My mother was very consistent with dental visits when I was a kid. We went every six months, and I don’t think we had dental insurance. My dentist was kin to the dentist depicted on Marathon Man. When I watched that movie, I had horrible flash backs to my time in his chair. Things are easier now, but not much.
Besides the somewhat painful procedures that we are subjected to, there is the added risk of radiation poisoning that occurs from dental x-rays. According to a recent study by the American Cancer Society publication Journal, there is a link between certain dental x-rays and brain tumors.

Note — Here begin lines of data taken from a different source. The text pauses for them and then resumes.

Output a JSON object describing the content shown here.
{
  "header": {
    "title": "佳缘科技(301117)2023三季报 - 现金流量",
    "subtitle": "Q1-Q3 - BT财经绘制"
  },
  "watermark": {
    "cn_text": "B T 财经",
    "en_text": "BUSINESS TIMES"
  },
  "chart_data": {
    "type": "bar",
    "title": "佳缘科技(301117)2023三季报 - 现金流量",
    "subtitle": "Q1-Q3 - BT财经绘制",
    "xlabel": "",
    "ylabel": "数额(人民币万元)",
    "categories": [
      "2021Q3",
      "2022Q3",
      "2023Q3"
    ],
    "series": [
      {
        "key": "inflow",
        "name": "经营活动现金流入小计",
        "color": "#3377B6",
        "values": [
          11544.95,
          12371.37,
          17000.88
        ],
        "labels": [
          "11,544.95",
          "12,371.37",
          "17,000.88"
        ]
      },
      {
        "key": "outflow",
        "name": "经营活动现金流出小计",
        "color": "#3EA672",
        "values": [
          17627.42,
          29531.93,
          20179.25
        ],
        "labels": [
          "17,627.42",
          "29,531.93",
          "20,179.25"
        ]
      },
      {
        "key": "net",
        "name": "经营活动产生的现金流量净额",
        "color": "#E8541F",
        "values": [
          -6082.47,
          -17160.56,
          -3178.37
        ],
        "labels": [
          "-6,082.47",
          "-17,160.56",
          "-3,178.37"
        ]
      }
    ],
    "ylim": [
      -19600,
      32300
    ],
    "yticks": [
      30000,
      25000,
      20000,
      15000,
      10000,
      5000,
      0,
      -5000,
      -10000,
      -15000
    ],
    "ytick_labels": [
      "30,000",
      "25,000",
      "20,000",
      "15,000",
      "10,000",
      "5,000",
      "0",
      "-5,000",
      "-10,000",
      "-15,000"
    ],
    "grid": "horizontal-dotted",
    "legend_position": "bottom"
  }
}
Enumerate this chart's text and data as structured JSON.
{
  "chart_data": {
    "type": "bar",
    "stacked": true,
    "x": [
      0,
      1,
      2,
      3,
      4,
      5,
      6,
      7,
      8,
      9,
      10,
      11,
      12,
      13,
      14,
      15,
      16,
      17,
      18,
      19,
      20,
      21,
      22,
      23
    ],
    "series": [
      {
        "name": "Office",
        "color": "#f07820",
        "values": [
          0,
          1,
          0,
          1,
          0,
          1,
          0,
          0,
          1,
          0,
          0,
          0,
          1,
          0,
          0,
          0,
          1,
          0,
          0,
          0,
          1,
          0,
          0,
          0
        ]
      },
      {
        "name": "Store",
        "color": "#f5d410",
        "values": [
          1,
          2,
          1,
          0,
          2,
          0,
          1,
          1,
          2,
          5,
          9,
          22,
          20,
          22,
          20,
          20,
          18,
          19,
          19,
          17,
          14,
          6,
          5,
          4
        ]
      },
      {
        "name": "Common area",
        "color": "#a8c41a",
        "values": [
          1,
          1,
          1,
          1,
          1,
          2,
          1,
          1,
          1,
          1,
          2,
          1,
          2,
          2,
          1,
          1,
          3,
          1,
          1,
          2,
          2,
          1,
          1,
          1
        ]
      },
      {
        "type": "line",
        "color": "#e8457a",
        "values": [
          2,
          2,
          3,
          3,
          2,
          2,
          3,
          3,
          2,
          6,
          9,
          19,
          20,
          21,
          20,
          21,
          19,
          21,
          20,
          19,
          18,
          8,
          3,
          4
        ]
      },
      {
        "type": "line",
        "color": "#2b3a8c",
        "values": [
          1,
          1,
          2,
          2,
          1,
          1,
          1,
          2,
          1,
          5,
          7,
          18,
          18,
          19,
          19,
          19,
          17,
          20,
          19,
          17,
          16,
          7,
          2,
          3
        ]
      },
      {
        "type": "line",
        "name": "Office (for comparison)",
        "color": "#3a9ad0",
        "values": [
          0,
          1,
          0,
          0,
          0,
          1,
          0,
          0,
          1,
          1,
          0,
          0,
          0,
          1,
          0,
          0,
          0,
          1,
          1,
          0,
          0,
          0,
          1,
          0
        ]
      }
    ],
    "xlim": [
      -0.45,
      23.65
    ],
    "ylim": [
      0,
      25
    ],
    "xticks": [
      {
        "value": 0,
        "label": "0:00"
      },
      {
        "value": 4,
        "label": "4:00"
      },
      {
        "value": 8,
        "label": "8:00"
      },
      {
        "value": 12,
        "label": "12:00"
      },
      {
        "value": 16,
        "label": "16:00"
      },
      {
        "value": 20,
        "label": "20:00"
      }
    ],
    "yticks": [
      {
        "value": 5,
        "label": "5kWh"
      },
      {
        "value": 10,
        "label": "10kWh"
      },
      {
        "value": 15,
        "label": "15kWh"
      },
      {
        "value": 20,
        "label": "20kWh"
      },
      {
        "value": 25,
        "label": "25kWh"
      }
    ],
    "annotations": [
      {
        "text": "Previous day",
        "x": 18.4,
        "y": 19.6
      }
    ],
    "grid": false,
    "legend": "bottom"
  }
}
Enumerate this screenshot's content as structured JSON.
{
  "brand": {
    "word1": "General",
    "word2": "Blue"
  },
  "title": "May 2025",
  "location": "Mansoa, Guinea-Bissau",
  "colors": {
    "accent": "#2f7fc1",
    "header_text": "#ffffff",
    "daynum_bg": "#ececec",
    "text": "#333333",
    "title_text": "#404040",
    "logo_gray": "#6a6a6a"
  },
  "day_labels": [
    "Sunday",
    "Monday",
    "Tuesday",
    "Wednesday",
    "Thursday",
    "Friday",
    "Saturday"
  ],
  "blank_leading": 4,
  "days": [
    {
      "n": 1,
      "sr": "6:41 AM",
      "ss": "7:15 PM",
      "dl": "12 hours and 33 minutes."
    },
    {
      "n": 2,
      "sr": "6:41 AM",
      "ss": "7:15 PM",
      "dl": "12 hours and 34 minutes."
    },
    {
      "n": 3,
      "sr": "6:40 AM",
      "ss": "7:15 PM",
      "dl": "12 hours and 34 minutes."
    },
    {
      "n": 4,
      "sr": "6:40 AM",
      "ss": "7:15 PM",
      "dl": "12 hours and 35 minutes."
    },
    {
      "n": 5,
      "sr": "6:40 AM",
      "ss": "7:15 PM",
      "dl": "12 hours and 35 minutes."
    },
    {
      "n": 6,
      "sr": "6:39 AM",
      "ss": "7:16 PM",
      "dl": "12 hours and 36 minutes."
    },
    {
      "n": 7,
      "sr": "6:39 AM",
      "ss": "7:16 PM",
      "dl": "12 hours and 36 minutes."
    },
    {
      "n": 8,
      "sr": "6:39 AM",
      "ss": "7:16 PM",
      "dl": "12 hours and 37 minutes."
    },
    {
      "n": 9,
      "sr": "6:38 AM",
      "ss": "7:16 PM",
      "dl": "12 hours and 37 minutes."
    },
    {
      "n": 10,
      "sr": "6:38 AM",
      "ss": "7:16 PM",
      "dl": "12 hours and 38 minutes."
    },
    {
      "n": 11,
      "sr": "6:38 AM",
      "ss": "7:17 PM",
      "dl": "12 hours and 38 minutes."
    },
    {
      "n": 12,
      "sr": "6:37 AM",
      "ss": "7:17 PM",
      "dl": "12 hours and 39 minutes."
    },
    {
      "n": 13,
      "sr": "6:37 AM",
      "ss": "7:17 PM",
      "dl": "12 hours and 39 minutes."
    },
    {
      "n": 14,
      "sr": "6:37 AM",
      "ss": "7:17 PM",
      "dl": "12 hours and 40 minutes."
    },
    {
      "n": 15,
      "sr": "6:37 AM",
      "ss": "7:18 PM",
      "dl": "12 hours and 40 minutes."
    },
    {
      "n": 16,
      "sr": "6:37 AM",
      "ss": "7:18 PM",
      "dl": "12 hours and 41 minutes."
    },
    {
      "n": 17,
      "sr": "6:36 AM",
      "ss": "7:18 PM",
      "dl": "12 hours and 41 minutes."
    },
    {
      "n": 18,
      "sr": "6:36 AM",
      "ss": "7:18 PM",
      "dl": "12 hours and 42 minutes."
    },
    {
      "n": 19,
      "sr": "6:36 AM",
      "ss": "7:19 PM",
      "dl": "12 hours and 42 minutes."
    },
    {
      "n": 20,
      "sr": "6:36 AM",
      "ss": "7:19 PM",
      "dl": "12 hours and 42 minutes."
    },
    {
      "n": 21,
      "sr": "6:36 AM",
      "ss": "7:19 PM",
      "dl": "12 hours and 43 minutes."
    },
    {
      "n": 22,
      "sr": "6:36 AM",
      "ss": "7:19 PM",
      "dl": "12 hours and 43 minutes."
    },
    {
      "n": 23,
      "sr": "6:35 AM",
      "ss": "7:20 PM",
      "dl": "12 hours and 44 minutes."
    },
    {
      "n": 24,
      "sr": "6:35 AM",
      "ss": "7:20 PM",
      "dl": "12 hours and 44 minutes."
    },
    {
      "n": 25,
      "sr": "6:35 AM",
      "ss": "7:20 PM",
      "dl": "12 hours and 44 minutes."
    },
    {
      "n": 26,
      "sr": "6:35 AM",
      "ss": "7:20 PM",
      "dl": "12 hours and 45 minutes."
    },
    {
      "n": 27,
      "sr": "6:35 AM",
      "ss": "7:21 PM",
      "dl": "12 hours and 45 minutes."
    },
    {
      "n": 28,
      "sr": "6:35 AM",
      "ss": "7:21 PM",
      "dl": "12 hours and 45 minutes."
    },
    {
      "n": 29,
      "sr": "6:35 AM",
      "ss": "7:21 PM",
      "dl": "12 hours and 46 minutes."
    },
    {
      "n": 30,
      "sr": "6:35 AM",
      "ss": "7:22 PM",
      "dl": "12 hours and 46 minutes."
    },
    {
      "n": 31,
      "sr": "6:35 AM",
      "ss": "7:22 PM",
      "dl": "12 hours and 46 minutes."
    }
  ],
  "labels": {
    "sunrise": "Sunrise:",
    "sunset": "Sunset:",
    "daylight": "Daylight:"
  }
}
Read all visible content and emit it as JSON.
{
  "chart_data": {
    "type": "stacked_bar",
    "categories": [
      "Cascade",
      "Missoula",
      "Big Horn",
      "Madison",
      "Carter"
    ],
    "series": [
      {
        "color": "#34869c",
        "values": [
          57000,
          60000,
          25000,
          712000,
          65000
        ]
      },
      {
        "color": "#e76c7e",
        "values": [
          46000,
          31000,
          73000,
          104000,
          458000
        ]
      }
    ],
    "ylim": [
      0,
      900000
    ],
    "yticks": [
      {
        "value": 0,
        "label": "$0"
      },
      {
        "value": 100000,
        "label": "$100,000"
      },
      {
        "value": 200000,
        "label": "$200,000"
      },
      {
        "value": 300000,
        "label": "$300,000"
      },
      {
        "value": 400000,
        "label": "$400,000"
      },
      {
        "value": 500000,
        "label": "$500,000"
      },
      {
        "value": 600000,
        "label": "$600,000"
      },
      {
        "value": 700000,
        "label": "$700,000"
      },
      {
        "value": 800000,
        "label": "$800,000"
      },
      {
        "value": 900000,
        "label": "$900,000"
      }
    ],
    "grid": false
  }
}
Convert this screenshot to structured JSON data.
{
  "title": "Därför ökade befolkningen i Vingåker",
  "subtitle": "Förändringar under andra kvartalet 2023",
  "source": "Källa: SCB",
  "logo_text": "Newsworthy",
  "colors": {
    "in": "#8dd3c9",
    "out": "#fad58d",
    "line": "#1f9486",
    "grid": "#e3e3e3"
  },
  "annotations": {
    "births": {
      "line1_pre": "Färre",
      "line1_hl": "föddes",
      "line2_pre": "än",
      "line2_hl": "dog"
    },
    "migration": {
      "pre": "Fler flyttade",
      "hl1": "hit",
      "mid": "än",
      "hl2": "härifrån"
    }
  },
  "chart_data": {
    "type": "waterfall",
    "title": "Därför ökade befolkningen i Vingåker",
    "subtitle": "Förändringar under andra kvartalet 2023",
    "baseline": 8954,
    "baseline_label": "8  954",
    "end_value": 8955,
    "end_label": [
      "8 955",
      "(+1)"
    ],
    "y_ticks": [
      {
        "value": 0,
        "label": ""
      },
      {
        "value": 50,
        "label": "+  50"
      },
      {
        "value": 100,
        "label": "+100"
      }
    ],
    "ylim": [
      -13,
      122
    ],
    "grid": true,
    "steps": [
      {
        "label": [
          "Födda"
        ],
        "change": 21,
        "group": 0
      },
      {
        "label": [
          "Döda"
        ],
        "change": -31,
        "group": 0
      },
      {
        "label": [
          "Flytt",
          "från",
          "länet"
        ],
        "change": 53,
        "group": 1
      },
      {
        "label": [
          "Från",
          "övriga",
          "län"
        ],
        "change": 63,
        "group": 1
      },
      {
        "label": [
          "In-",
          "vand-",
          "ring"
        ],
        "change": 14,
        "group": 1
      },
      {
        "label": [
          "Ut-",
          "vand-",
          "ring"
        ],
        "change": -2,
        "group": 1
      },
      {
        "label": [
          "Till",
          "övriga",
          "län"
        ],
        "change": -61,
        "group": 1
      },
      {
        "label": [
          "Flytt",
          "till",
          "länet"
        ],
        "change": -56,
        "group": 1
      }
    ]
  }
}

“The study found at a general level that people with meningioma were more than twice as likely as people without the brain tumor to have had a bitewing x-ray sometime in their lives. (The Houston Chronicle, 4/11/12) The study also found an association between the less commonly used panorex x-ray, which are taken outside the mouth and deliver a panoramic view of the full set of top and bottom teeth, and meningioma risk. People who reported having had a panorex exam before they turned 10 years old were 4.9 times as likely to develop meningioma as those who had them at any other time, and those who had them most frequently but not necessarily at that young age) were about three times as likely to do so as those who had never had a panorex exam.
The study reports that ionizing radiation is the major environmental risk factor for meningioma and that dental x-rays are the most common artificial source of exposure in the United States.”
So, what do we do? Do we allow the dentist to take x-rays every visit? Every other visit? Do we allow our young children to be x-rayed? If so, how often? These are serious issues that need to be addressed with our dentists. Obviously, the dentists feel that these x-rays are important to perform. However, we must be mindful of our health and the health of our children. We need to be proactive, and weigh out the risk/benefit of such procedures.